The init container uses a Kubernetes Secret to authenticate with MinIO. Create the Secret in the evaluation job namespace before submitting the job:

kubectl create secret generic minio-credentials \
  --namespace <job-namespace> \
  --from-literal=AWS_ACCESS_KEY_ID=<minio-access-key> \
  --from-literal=AWS_SECRET_ACCESS_KEY=<minio-secret-key> \
  --from-literal=AWS_DEFAULT_REGION=us-east-1 \
  --from-literal=AWS_S3_ENDPOINT=http://<minio-host>:<port>

The secret_ref value in test_data_ref.s3 must match this Secret name (minio-credentials in the example above). Without this Secret the init container fails before the evaluation runs. See Using Custom Data for the full list of required Secret keys.

Step 5: Submit an Evaluation Job

Set parameters.tokenizer to a path under /test_data — this is what triggers offline mode. Reference the MinIO prefix in test_data_ref:

curl -X POST https://<eval-hub-host>/api/v1/evaluations/jobs \
  -H "Authorization: Bearer <token>" \
  -H "X-Tenant: <namespace>" \
  -H "Content-Type: application/json" \
  -d '{
    "name": "arc_easy evaluation",
    "model": {
      "url": "https://my-model.apps.example.com/v1",
      "name": "meta-llama/Llama-3.2-1B-Instruct"
    },
    "benchmarks": [
      {
        "id": "arc_easy",
        "provider_id": "lm_evaluation_harness",
        "parameters": {
          "tokenizer": "/test_data/tokenizer"
        },
        "test_data_ref": {
          "s3": {
            "bucket": "mlpipeline",
            "key": "offline/",
            "secret_ref": "minio-credentials"
          }
        }
      }
    ]
  }'

The init container syncs the entire offline/ prefix to /test_data/, so all datasets and the tokenizer are available at their expected paths. Once the layout is detected, all offline-related environment variables (HF_HOME, HF_DATASETS_OFFLINE, HF_HUB_OFFLINE) are set automatically.

Multiple benchmarks

EvalHub runs one Kubernetes Job per benchmark.

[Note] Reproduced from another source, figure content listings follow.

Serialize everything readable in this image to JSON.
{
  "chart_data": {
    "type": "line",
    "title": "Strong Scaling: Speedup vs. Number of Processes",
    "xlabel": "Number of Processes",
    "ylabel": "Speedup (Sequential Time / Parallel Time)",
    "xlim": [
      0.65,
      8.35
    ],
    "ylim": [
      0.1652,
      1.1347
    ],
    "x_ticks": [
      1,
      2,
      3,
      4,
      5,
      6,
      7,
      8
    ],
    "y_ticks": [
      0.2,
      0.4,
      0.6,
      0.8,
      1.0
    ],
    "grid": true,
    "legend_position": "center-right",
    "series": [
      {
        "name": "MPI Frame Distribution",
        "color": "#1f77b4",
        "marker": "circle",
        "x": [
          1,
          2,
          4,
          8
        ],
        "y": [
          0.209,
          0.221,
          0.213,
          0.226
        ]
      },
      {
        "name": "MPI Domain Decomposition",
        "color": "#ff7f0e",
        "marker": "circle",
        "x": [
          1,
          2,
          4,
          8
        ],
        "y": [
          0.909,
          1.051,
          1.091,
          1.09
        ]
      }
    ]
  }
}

Each benchmark therefore needs its own test_data_ref, but they can all point to the same MinIO prefix — upload once to offline/ and reuse the same ref on every entry:

{
  "name": "offline evaluation",
  "model": {
    "url": "https://my-model.apps.example.com/v1",
    "name": "meta-llama/Llama-3.2-1B-Instruct"
  },
  "benchmarks": [
    {
      "id": "arc_easy",
      "provider_id": "lm_evaluation_harness",
      "parameters": { "tokenizer": "/test_data/tokenizer" },
      "test_data_ref": { "s3": { "bucket": "mlpipeline", "key": "offline/", "secret_ref": "minio-credentials" } }
    },
    {
      "id": "hellaswag",
      "provider_id": "lm_evaluation_harness",
      "parameters": { "tokenizer": "/test_data/tokenizer" },
      "test_data_ref": { "s3": { "bucket": "mlpipeline", "key": "offline/", "secret_ref": "minio-credentials" } }
    }
  ]
}

Troubleshooting

Init container fails before evaluation starts

The MinIO credentials Secret is missing or incorrect. Verify it exists in the job namespace and contains AWS_ACCESS_KEY_ID, AWS_SECRET_ACCESS_KEY, AWS_DEFAULT_REGION, and AWS_S3_ENDPOINT.

Evaluation fails with a network error

The dataset bundle was not found in MinIO or the slug does not match. The slug is case-sensitive — verify it matches exactly what was uploaded.

Wrong slug format

Check docs/dataset-mapping.md for the correct dataset_path and dataset_name for your benchmark:

With subset: dataset_path.replace("/", "--") + "--" + dataset_name → allenai--ai2_arc--ARC-Easy
Without subset (Subset column is -): dataset_path.replace("/", "--") only → hellaswag

Only drop the subset suffix when the Subset column in docs/dataset-mapping.md is explicitly -. If the benchmark has a subset (e.g. arc_easy uses ARC-Easy), omitting it will produce the wrong slug and the bundle will not be found.

Offline mode not triggered

parameters.tokenizer must be set to a path under /test_data (e.g. /test_data/tokenizer), and /test_data must exist after the init container completes.

Tokenizer not found

The path in parameters.tokenizer must match where the tokenizer was uploaded. If you used the default ./staging/tokenizer/ and the prefix offline/, the pod path is /test_data/tokenizer.